DiGi’s Q1 profit 19% up makes more money

PETALING JAYA: DiGi.Com Bhd posted a net profit of RM331.4mil for the first quarter ended March 31, which was 19% higher than RM278.3mil in the same period last year on higher revenue.

Its revenue stood at RM1.43bil, an increase of 11% compared with RM1.29bil a year ago.

In a filing with Bursa Malaysia, DiGi said the higher revenue was mainly contributed by increased usage from the larger subscriber base of 8.8 million, and increased data revenue that grew 38% year-on-year to RM361.7mil as well as revenue contribution from handset-bundled offerings.

Its earnings before interest, tax, depreciation and amortisation (EBITDA) and EBITDA margin stood at RM657.2mil and 45.9% respectively, which was higher than the RM575.8mil and 44.6% recorded in the preceding year’s same quarter.

“These marked improvements were a cumulative result of the group’s on-going efforts aimed towards operational excellence, over and above the previously highlighted strong revenue growth for the current quarter,” it said.

However, its average revenue per user declined slightly to RM50 from RM53 last year, a result of new customers coming in at lower spend levels, competitive price pressure as well as reduced domestic interconnect revenue following the lower regulated mobile termination rate which took effect beginning July 2010.

The board of directors has declared a first interim tax exempt (single-tier) dividend of 43 sen per ordinary share in respect of the financial year ending Dec 31, 2011.

DiGi chief executive officer Henrik Clausen said: “We have seen a steady increase in demand for mobile Internet over the past few quarters, and have put in place a strong network transformation programme to continue delivering increased network quality, efficiency and coverage, to adequately meet our customers’ demands in all parts of Malaysia.”

He said in a statement that the group had over 4.5 million internet users now and it foresaw that demand for data services would continue to trend up going forward.

In terms of outlook for the remaining quarters of 2011, the group maintains its target to achieve high single digit revenue growth. It will continue to leverage on the success of its current operational excellence focus to drive further margin improvement.

“Network investment will now be carried out in accordance with the planned network modernisaton programme with completion expected in 2013. Due to favourable pricing levels, the group anticipates capital expenditure spend for 2011 will be around 10% lower than 2010, giving rise to improved operating cashflow for the year,” the group said.

“As the network modernisation programme will result in the replacement of existing equipment on our network, the board highlights that the group will undertake to accelerate depreciation related to these existing equipment in line with generally accepted accounting practices beginning from next quarter.

Therefore, the group’s net profit will be impacted; corresponding to the quantum of accelerated depreciation to be reflected in our books over the next 21 to 33 months,” it added.

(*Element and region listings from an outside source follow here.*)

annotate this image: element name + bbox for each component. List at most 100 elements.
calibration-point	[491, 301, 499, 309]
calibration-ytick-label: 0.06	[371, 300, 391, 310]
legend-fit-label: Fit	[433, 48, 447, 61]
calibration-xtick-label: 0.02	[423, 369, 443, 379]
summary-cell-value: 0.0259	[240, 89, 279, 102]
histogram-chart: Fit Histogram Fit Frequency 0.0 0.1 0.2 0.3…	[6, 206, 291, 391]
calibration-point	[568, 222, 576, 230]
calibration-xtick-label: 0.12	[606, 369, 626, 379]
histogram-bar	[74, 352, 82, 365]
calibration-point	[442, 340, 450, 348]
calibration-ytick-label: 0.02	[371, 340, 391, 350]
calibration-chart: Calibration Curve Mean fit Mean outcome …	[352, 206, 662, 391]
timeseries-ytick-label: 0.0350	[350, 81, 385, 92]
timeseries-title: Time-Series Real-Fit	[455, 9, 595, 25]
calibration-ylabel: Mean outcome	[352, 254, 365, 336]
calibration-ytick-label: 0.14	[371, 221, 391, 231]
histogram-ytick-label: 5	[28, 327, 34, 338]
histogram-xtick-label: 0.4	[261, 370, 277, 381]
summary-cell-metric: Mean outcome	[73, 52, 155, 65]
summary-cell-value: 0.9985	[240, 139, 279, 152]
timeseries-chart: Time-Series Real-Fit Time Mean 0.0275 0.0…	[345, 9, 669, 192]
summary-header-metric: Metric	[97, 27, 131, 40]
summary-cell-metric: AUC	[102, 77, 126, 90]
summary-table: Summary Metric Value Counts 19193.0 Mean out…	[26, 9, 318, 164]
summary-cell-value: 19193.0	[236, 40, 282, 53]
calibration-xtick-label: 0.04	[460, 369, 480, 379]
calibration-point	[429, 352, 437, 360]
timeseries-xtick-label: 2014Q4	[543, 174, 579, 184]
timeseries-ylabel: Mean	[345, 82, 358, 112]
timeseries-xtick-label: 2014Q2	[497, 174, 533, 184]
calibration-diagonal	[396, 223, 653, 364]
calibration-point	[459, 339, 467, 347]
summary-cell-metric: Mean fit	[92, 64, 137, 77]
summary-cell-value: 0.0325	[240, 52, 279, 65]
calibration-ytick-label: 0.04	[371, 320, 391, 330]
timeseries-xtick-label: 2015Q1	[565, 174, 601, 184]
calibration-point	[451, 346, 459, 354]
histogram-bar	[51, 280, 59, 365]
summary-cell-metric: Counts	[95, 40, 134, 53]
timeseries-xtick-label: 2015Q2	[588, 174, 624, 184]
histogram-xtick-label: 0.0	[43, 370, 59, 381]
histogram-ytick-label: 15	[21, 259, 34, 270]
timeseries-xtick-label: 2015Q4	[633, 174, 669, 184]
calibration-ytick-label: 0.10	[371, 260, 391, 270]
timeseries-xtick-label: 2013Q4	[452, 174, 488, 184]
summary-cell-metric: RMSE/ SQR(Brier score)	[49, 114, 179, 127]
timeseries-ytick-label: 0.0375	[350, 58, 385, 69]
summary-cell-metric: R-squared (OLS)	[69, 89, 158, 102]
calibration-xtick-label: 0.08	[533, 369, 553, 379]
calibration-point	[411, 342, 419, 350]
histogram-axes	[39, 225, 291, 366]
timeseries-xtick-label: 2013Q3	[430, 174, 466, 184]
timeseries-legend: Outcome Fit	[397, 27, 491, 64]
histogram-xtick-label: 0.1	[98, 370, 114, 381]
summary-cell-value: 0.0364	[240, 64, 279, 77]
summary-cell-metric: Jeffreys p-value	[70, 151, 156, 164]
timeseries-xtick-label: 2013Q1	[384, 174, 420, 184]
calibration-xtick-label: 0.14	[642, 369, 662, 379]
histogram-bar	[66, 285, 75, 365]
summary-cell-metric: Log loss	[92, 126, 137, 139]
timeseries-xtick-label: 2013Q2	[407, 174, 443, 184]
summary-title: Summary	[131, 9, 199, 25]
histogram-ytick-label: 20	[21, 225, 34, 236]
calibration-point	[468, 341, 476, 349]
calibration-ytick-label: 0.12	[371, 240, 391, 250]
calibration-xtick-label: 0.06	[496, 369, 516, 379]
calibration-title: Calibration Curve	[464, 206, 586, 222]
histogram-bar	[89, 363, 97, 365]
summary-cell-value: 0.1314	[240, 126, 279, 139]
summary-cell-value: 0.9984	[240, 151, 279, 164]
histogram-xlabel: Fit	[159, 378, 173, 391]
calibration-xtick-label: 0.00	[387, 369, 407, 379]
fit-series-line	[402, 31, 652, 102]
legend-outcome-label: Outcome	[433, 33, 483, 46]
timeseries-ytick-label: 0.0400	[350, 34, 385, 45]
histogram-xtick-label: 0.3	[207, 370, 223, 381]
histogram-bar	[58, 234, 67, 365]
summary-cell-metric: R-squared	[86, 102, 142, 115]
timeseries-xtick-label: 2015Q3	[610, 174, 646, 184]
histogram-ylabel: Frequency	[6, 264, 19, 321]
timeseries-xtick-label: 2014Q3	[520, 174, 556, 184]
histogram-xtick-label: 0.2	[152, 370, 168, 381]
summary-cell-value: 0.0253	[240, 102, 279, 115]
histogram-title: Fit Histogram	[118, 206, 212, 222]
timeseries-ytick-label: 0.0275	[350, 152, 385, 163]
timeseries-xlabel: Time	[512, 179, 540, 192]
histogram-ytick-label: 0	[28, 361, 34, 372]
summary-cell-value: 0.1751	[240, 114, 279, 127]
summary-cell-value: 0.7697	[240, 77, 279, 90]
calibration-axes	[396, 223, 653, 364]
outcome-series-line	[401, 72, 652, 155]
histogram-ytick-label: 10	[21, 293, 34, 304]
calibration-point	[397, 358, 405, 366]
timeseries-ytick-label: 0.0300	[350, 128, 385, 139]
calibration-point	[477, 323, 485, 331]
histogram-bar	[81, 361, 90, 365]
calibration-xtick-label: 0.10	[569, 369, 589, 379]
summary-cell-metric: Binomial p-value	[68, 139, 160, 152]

The estimated accelerated depreciation will approximate RM400mil to RM450mil in 2011, RM500mil to RM550mil in 2012 and less than RM100mil in 2013; “subject to periodic reviews and re-assessment; of which the board will notify the market accordingly.”

The company said “the accelerated depreciation will not have any adverse impact on the group’s operating cash-flow in the years mentioned.”

“These targets will be reviewed periodically and it is internal management targets and are not estimates, forecasts or projections. In addition, these internal targets have not been reviewed by our external auditors,” Digi said.